There is a terrific complexity to this show; on one hand, there are the virtually perfect, big-production staged portraits of famous people, all wonderfully lit, wonderfully staged, wonderfully printed. These are the AL trademarks. They somehow have her stamp on them yet the subject’s personality is directly incorporated in the costume and pose and setting and are the epitome of expensive, perfectly crafted portraits. On the other hand, there are the hundreds of much more casual pictures taken of friends and family, invariably well exposed, well-framed but often the content makes them little more than snapshots. Yet the ‘snapshots’ are grouped in ways that make a complex picture-story or impression. Perhaps the most interesting part is the extent to which she has incorporated her photography so much into her life outside the studio, always in BW, always a direct look at the world around her. I recognize that AL has the resources to collect and print even her snapshots ‘perfectly’ yet she has chosen to show many of these in a virtually unedited way – the file shots tacked to a wall, with notes and annotations
She is strongest in her portraits, a direct confrontational style, and the images give the viewer a lot to look at. They are never stock standard views but always are evocative of the character and life outside the frame. The consistency of her style throughout the years, rather than showing a lack of growth, demonstrates that she fully realized her artistic eye early and has maintained this impressive style for almost 40 years.
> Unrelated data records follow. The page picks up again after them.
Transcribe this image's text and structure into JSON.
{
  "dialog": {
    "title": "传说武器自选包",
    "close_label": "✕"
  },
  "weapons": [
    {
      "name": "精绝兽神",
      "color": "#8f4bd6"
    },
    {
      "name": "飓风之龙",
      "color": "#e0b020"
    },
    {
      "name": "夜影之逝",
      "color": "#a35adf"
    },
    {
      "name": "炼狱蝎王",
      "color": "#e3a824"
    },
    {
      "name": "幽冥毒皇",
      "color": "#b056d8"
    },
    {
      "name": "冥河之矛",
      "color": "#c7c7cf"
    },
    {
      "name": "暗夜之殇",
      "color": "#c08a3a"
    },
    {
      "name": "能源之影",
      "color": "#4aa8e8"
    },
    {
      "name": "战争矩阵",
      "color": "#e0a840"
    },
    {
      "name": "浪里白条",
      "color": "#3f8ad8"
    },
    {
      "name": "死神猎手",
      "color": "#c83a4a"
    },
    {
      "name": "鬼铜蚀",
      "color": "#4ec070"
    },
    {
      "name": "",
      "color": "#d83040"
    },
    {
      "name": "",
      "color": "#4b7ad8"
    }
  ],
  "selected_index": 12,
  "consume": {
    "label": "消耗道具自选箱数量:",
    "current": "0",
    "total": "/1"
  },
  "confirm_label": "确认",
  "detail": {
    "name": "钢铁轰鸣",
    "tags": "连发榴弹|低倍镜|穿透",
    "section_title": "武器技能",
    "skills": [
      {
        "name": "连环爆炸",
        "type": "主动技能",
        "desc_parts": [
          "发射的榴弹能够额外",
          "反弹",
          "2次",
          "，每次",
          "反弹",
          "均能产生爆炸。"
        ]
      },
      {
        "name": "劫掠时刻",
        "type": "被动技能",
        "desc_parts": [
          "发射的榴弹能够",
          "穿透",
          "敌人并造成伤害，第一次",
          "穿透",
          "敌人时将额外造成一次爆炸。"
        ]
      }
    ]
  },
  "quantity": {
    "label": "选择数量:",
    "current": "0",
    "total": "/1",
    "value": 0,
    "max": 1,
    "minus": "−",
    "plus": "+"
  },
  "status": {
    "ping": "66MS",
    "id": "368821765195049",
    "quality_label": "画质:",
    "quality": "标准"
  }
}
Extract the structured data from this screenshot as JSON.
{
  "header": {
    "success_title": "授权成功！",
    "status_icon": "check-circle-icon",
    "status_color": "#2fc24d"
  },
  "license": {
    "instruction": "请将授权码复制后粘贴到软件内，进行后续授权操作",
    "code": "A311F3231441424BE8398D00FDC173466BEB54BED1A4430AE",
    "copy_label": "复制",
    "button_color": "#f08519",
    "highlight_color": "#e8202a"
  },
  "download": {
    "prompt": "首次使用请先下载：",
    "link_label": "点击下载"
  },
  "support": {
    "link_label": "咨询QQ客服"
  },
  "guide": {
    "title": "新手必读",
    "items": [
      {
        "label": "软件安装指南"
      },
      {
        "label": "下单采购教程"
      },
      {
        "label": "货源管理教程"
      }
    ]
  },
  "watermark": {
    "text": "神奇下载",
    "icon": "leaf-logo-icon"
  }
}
I am often disappointed in large shows. Either the artist has such a consistency of style that it overwhelms the content and thus the pictures become boring (a Claude Monet exhibit makes me look for the exit) or has not yet developed a consistent enough style and so there is no mood to appreciate (see any beginner photo board where the newcomer puts up a bunch of pix and asks what you think.). AL, however, has this distinctive direct style, whether in the large portraits or the informal ‘snaps’, that allows the individuality of the content to merge with the artist in a surprising and exciting way.
There were some pictures I didn’t get, several printed with what seems like the edge of the negative showing. This kind of bombastic, ‘look at me, I frame perfectly’ gesture seems out of character and out of place. The pictures were excellent however.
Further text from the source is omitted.